Iatromea snatched the coins. “By sundown.” She threw a contemptuous glance at Alea, then shuffled off down the dusty road.
“Ma?” Alea said in a trembling voice.
“It’s all right,” Eleni said quickly as she ushered the girls away from the house. “I’ll take care of it.”
They began to walk back through the village.
“I’m sorry,” Alea said so softly it was barely audible.
“It’s not your fault. These things can happen early in a pregnancy. I should have gone on my own.”
Danae watched Alea with an iron weight in her stomach. Intuiting her sister’s mind used to come as naturally as breathing. Now she felt like a stranger. She was slipping away, and Danae didn’t know why.
Her gaze trailed over the large, sun-bleached houses to her left and lingered on one with blue-painted shutters. She comforted herself with the knowledge that their mother’s plan had worked. Perhaps her sister would end up living in a house like one of these, with her own courtyard garden and an apple tree in the center. Apples were Alea’s favorite. Danae smiled. She’d sneak out to Timon’s orchard when they got home and bring her sister back a skirt-full.
She stopped walking. In the shadowy gap between two of the houses was a pair of red eyes, the same crimson orbs she’d seen at the Thesmophoria. The air around them seemed to ripple, as though the eyes were attached to a body that was somehow there and not there at the same time.
“Danae.” Her mother touched her arm and she blinked. The eyes were gone. “What are you staring at?”
“Nothing,” she said as her mother pulled her away.
A couple of weeks after their visit to Thaddeus, Danae and Alea were lugging their family’s hydria along the dirt track to the village. With each step the vase grew heavier. Danae readjusted her grip as the handle slipped between her moist fingers. The midday sun was relentless. Normally, they would make the journey in the cool of morning, but Alea’s sickness had delayed them.
Before Alea’s disappearance, the sisters would chatter all the way to the well. But the gulf between them was widening, gorging itself each day on their silence. Danae could not shake the sense that there was something Alea was not telling her.
Sticky and irritable, they finally reached the square. After hefting the hydria across the last stretch of dirt and setting it down against the bricks of the well, together they heaved the heavy iron handle and hoisted the pail up from its watery depths.
A crash of broken pottery echoed from the far side of the square. Philemon and his father were standing outside the blacksmith’s hut, shattered fragments of an amphora scattered around Philemon’s feet, his sandals drenched with wine. He didn’t seem to notice. His red-rimmed eyes were fixed on Alea.

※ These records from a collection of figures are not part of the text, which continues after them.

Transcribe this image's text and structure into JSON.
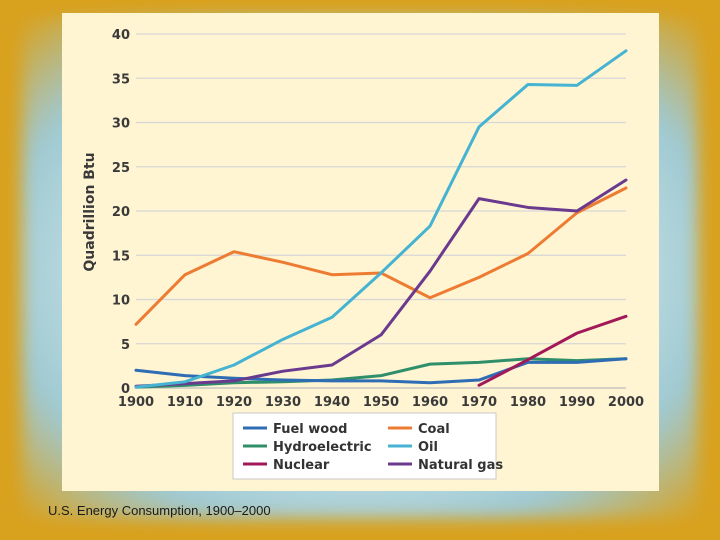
{
  "caption": "U.S. Energy Consumption, 1900–2000",
  "chart_data": {
    "type": "line",
    "title": "U.S. Energy Consumption, 1900–2000",
    "xlabel": "",
    "ylabel": "Quadrillion Btu",
    "x": [
      1900,
      1910,
      1920,
      1930,
      1940,
      1950,
      1960,
      1970,
      1980,
      1990,
      2000
    ],
    "xlim": [
      1900,
      2000
    ],
    "ylim": [
      0,
      40
    ],
    "yticks": [
      0,
      5,
      10,
      15,
      20,
      25,
      30,
      35,
      40
    ],
    "xticks": [
      1900,
      1910,
      1920,
      1930,
      1940,
      1950,
      1960,
      1970,
      1980,
      1990,
      2000
    ],
    "grid": true,
    "legend_position": "bottom",
    "series": [
      {
        "name": "Fuel wood",
        "color": "#2e6db4",
        "x": [
          1900,
          1910,
          1920,
          1930,
          1940,
          1950,
          1960,
          1970,
          1980,
          1990,
          2000
        ],
        "values": [
          2.0,
          1.4,
          1.1,
          0.9,
          0.8,
          0.8,
          0.6,
          0.9,
          2.9,
          2.9,
          3.3
        ]
      },
      {
        "name": "Coal",
        "color": "#ee7b32",
        "x": [
          1900,
          1910,
          1920,
          1930,
          1940,
          1950,
          1960,
          1970,
          1980,
          1990,
          2000
        ],
        "values": [
          7.2,
          12.8,
          15.4,
          14.2,
          12.8,
          13.0,
          10.2,
          12.5,
          15.2,
          19.8,
          22.6
        ]
      },
      {
        "name": "Hydroelectric",
        "color": "#2f8f6a",
        "x": [
          1900,
          1910,
          1920,
          1930,
          1940,
          1950,
          1960,
          1970,
          1980,
          1990,
          2000
        ],
        "values": [
          0.1,
          0.3,
          0.6,
          0.7,
          0.9,
          1.4,
          2.7,
          2.9,
          3.3,
          3.1,
          3.3
        ]
      },
      {
        "name": "Oil",
        "color": "#45b3d1",
        "x": [
          1900,
          1910,
          1920,
          1930,
          1940,
          1950,
          1960,
          1970,
          1980,
          1990,
          2000
        ],
        "values": [
          0.1,
          0.7,
          2.6,
          5.5,
          8.0,
          13.0,
          18.3,
          29.5,
          34.3,
          34.2,
          38.1
        ]
      },
      {
        "name": "Nuclear",
        "color": "#a2195a",
        "x": [
          1970,
          1980,
          1990,
          2000
        ],
        "values": [
          0.3,
          3.2,
          6.2,
          8.1
        ]
      },
      {
        "name": "Natural gas",
        "color": "#6a3a8f",
        "x": [
          1900,
          1910,
          1920,
          1930,
          1940,
          1950,
          1960,
          1970,
          1980,
          1990,
          2000
        ],
        "values": [
          0.2,
          0.5,
          0.8,
          1.9,
          2.6,
          6.0,
          13.2,
          21.4,
          20.4,
          20.0,
          23.5
        ]
      }
    ]
  }
}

Behind them, Melia emerged from her husband’s hut. She’d halved in size since the death of her daughters, a grief-ravaged skeleton of the woman she’d once been. She staggered past Philemon and Thaddeus, her face twisted with hatred.
“You don’t deserve to be alive,” she shouted. “My beautiful daughters are gone butyouare still here. Disgusting, depraved...” She collapsed to her knees, sobbing. Her husband ran forward and half dragged, half carried her back inside.

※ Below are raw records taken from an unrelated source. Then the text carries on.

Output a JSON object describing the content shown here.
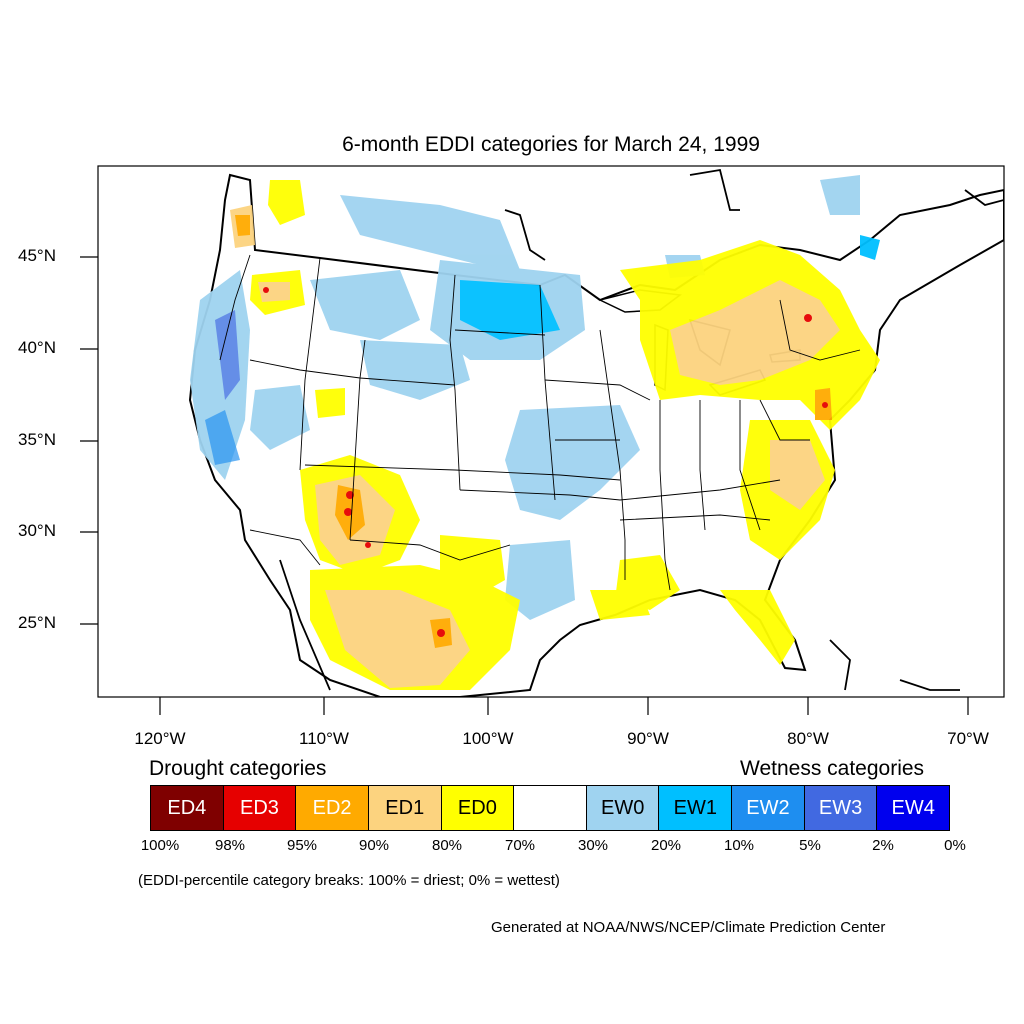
{
  "title": "6-month EDDI categories for March 24, 1999",
  "lat_ticks": [
    {
      "value": 45,
      "label": "45°N"
    },
    {
      "value": 40,
      "label": "40°N"
    },
    {
      "value": 35,
      "label": "35°N"
    },
    {
      "value": 30,
      "label": "30°N"
    },
    {
      "value": 25,
      "label": "25°N"
    }
  ],
  "lon_ticks": [
    {
      "value": -120,
      "label": "120°W"
    },
    {
      "value": -110,
      "label": "110°W"
    },
    {
      "value": -100,
      "label": "100°W"
    },
    {
      "value": -90,
      "label": "90°W"
    },
    {
      "value": -80,
      "label": "80°W"
    },
    {
      "value": -70,
      "label": "70°W"
    }
  ],
  "legend": {
    "drought_heading": "Drought categories",
    "wetness_heading": "Wetness categories",
    "categories": [
      {
        "label": "ED4",
        "color": "#7f0000",
        "text_color": "#ffffff"
      },
      {
        "label": "ED3",
        "color": "#e60000",
        "text_color": "#ffffff"
      },
      {
        "label": "ED2",
        "color": "#ffaa00",
        "text_color": "#ffffff"
      },
      {
        "label": "ED1",
        "color": "#fcd37f",
        "text_color": "#000000"
      },
      {
        "label": "ED0",
        "color": "#ffff00",
        "text_color": "#000000"
      },
      {
        "label": "",
        "color": "#ffffff",
        "text_color": "#000000"
      },
      {
        "label": "EW0",
        "color": "#9fd3f0",
        "text_color": "#000000"
      },
      {
        "label": "EW1",
        "color": "#00bfff",
        "text_color": "#000000"
      },
      {
        "label": "EW2",
        "color": "#1e8ef0",
        "text_color": "#ffffff"
      },
      {
        "label": "EW3",
        "color": "#4169e1",
        "text_color": "#ffffff"
      },
      {
        "label": "EW4",
        "color": "#0000ee",
        "text_color": "#ffffff"
      }
    ],
    "breaks": [
      "100%",
      "98%",
      "95%",
      "90%",
      "80%",
      "70%",
      "30%",
      "20%",
      "10%",
      "5%",
      "2%",
      "0%"
    ]
  },
  "note": "(EDDI-percentile category breaks: 100% = driest; 0% = wettest)",
  "credit": "Generated at NOAA/NWS/NCEP/Climate Prediction Center"
}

Danae couldn’t breathe. Melia knew.
Thaddeus seized Philemon by the scruff of his tunic and barked something in his ear before shoving his son in the direction of the sisters. By now, a crowd had gathered, waiting in rapt silence for the drama to unfold.
Watching Philemon walk across the square was agonizing. When he finally reached them, he looked like he was going to be sick. For the longest moment nobody moved. Then a peal of laughter rippled around the square. Anger flushed his cheeks.
“Philemon, I—” Alea began.
With as much violence as if he’d hit her, Philemon spat in Alea’s face.
4
The Followers of Dionysus
The tension ruptured. All around, the villagers shouted, given permission by Philemon’s act of condemnation.
“Filthy animal!”
“Whore!”
“You aren’t welcome here!”
Through the commotion, Danae spotted Iatromea in the crowd. She wore a look of satisfaction, reserved for those who believe themselves the agents of justice.
“How could you?” Danae shouted, wrapping her arms around her sister. “You promised! You took our coin!”